Last week I wrote about how the Man Box is at the root of a lot of the violence experienced by women, but it can impact women in another way too.

To start, let me tell you a little bit about myself. I’m female, and not only am I female, I’m a petite female. I was always one of the smallest kids in my class and I never completely caught up. I’m still one of the smallest of my friends.

I started suppressing my emotions so no one would accuse me of being “overly emotional.”

Even when I was young, I could tell when people patronized me or treated me differently than they treated boys my age. People often looked at my gender, diminutive size, and assumed I was fragile.

I felt insulted when people made these types of assumptions, so I started fighting back. I started trying to prove I was strong, capable and athletic. I started suppressing my emotions so no one could ever accuse me of being “overly emotional.”

In time, as I perfected this effort, I almost completely forgot how to cry. It’s still hard for me to show vulnerability because I don’t want anyone to accuse me of being a “weak little girl.” To this day, my husband can count on one hand the number of times he’s seen me cry; and we’ve been married almost 20 years.

Some women shun femininity and get trapped in the Man Box themselves.

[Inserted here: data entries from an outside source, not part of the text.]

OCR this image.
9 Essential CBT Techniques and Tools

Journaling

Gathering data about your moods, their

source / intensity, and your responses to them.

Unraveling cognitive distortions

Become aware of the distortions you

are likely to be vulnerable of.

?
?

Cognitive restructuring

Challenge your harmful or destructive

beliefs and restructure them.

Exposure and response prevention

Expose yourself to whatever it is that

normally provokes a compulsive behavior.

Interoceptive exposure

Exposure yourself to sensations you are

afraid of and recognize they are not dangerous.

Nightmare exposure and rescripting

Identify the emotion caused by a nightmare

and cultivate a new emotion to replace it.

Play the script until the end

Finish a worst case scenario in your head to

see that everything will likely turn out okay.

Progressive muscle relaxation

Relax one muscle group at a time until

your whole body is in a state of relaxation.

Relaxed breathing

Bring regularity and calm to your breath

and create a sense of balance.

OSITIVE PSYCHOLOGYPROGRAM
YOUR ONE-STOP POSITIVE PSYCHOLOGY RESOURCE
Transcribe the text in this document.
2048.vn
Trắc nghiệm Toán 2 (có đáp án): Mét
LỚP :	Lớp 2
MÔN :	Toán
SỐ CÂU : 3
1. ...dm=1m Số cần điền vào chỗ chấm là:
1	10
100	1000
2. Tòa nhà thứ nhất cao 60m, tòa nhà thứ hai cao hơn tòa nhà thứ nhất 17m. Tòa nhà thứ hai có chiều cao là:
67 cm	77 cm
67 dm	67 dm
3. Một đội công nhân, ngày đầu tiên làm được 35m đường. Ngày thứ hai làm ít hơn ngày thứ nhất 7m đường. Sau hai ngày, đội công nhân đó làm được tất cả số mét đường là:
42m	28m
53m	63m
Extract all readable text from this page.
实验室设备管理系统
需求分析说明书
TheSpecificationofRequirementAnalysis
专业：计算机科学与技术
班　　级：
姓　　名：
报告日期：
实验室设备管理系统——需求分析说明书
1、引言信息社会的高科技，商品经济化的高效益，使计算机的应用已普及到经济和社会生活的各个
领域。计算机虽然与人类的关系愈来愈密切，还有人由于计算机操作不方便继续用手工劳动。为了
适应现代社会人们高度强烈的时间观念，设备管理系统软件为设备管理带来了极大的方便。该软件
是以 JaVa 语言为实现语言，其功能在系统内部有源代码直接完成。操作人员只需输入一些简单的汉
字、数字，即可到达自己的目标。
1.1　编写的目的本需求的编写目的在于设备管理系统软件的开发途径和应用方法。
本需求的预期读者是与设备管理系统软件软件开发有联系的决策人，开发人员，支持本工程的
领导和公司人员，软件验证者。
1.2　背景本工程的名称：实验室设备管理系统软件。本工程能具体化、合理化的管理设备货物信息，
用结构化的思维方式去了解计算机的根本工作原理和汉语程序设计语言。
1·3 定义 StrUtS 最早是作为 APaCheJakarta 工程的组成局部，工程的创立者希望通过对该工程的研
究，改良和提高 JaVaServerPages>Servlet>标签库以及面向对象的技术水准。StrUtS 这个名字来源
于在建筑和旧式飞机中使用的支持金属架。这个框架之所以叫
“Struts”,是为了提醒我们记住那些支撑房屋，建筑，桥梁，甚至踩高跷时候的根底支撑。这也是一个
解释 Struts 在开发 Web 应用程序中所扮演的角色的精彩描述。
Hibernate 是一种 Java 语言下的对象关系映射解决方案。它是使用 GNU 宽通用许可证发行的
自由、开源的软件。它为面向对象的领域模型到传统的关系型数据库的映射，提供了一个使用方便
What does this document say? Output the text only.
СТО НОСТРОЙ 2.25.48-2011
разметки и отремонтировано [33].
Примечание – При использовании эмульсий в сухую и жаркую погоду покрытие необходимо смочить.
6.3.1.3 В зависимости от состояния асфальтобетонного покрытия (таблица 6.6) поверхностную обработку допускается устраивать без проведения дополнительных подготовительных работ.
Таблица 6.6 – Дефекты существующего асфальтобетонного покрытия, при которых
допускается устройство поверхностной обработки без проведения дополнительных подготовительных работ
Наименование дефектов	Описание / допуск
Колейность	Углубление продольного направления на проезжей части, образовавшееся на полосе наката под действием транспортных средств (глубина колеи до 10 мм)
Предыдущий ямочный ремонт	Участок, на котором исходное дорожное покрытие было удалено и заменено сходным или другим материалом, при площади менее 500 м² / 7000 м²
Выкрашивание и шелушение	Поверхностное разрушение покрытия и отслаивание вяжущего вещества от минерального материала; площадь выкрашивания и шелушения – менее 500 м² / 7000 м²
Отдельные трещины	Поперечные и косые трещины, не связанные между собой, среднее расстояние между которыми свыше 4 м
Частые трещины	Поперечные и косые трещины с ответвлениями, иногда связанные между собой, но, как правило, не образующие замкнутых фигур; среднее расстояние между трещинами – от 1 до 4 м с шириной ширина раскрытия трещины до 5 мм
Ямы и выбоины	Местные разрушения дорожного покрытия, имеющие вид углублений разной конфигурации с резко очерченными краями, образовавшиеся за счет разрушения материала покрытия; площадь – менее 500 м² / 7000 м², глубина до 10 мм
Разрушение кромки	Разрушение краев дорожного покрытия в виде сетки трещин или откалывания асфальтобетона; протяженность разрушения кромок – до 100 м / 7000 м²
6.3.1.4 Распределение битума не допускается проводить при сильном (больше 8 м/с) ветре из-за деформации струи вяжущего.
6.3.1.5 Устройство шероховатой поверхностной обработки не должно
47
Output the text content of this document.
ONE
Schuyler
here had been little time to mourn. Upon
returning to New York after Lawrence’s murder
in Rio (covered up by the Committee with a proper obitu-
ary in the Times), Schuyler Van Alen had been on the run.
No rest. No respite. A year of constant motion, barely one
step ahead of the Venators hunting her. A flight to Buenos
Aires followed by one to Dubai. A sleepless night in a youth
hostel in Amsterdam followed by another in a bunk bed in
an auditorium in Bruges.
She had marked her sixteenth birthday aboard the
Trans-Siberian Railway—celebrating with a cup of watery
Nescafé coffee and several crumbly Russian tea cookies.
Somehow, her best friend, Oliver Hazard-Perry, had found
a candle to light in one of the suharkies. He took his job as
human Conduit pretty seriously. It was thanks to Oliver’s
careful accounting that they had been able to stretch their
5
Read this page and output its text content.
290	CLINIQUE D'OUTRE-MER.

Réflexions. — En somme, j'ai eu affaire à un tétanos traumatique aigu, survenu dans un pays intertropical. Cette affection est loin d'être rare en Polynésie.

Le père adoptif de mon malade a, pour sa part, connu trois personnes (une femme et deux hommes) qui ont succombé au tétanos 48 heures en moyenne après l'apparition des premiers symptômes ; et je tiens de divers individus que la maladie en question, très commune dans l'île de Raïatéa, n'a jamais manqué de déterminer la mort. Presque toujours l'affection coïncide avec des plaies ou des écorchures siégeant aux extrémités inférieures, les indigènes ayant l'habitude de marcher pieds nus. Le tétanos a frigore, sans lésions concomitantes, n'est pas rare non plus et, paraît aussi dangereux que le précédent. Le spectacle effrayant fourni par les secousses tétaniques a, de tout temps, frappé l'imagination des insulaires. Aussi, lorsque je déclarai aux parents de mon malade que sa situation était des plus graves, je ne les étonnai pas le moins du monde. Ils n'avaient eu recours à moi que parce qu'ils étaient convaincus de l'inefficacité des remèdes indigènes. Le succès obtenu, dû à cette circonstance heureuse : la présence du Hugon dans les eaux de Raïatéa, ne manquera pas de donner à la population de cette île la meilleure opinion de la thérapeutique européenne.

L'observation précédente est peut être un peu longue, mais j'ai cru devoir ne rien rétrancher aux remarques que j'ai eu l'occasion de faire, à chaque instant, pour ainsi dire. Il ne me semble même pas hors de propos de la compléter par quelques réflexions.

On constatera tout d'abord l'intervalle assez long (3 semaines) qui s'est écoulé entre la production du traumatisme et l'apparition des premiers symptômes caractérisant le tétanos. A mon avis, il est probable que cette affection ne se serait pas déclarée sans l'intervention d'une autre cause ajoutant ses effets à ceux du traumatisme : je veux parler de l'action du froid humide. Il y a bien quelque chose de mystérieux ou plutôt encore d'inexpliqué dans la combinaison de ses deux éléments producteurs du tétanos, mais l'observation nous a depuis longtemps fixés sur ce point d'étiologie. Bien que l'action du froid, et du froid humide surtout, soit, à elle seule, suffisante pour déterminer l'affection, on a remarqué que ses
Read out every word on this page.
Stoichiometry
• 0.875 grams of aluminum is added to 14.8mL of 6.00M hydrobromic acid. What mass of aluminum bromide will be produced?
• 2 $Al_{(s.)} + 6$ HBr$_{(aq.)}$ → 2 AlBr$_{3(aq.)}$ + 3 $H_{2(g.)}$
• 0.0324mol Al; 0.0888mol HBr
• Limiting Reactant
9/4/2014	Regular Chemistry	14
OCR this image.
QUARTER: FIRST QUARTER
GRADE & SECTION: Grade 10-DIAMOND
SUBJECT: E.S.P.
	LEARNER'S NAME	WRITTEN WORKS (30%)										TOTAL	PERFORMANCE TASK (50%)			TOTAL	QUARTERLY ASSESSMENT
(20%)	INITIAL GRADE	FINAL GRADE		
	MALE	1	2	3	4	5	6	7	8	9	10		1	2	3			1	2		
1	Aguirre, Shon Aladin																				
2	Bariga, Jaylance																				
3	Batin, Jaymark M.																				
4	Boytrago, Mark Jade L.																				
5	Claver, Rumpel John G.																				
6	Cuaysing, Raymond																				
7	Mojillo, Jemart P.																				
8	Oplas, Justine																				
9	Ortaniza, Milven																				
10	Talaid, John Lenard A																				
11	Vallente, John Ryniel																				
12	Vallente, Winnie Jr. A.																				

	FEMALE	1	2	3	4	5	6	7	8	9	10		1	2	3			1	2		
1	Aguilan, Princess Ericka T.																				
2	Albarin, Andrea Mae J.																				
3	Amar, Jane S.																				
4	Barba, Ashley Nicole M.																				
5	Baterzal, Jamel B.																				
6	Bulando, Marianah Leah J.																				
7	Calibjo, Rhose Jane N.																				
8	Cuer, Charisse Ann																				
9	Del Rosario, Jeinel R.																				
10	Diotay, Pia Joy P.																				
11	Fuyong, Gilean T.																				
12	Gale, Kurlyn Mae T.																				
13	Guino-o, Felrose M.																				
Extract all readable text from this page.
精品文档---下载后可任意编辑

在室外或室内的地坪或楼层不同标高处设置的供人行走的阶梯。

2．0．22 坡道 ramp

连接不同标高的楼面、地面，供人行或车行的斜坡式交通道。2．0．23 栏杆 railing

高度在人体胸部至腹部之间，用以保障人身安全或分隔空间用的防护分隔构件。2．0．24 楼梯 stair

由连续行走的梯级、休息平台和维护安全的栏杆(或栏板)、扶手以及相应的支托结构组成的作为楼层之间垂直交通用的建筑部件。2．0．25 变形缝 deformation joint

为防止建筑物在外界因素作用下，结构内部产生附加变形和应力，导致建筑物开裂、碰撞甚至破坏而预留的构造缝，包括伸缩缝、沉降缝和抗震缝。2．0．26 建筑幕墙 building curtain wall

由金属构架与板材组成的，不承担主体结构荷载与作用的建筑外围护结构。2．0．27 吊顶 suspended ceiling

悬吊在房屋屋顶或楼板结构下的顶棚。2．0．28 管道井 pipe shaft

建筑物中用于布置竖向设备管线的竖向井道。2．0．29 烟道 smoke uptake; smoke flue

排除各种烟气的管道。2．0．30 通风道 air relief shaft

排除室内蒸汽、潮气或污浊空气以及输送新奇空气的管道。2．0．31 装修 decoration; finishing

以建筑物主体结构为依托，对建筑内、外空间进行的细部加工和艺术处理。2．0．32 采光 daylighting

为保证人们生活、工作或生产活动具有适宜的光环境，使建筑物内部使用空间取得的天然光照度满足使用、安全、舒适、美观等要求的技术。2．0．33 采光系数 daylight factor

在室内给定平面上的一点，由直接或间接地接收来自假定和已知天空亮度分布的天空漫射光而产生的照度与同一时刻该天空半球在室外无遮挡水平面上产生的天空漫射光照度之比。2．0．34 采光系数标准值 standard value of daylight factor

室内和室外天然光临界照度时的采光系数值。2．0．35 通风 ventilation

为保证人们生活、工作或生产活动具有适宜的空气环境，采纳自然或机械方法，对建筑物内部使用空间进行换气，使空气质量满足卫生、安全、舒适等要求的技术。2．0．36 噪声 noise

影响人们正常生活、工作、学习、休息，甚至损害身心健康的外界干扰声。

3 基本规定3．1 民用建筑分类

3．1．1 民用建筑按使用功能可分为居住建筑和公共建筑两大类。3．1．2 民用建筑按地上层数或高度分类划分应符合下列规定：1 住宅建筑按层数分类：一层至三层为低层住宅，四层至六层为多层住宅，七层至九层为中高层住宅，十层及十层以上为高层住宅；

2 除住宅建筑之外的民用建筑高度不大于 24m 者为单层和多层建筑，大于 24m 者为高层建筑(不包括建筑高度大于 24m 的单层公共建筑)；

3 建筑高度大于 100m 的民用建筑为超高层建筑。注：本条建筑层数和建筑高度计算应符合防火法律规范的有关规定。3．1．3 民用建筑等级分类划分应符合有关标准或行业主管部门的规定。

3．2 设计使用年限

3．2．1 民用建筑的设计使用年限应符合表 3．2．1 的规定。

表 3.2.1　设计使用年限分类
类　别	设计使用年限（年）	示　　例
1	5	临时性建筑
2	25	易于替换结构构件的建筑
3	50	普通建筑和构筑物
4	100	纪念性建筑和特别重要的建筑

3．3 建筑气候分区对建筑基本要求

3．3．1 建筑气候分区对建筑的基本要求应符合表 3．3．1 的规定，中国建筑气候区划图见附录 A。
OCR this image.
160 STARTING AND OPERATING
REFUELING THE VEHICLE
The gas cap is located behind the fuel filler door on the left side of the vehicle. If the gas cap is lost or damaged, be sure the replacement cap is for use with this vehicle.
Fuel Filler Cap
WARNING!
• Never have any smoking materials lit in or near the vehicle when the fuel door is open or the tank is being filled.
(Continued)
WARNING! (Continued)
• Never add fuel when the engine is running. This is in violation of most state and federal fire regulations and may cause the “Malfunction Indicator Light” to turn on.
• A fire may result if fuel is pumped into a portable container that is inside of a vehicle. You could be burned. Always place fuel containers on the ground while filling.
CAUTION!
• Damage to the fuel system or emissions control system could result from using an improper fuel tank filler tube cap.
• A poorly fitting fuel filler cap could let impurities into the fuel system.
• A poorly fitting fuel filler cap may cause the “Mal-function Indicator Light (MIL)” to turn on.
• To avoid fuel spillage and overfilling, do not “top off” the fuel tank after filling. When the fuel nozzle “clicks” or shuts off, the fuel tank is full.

Because our culture values traditionally masculine characteristics (strength, independence, power) more than it values traditionally feminine characteristics (warmth, sociality, vulnerability), some women shun femininity and get trapped in the Man Box themselves.

When that happens, the Man Box impacts women much the same way it impacts men. It prevents them from forming close relationships and prevents them from getting their emotional needs met. This makes it more likely that women will soothe themselves with emotion numbing substances or activities.

Everyone is made up of both strength and vulnerability.

Historically, there have always been more men struggling with addictions than women; but both of the addiction experts I interviewed said that trend is changing. Women are struggling with addiction nearly as often as men now.

The Man Box code says femininity is weak, but that’s a lie. Being warm, social, and vulnerable is just as important as being strong, independent and powerful. Everyone, male or female, is made up of both strength and vulnerability. Owning all the pieces that make us who we are is how we connect with people around us and find lasting happiness and fulfillment.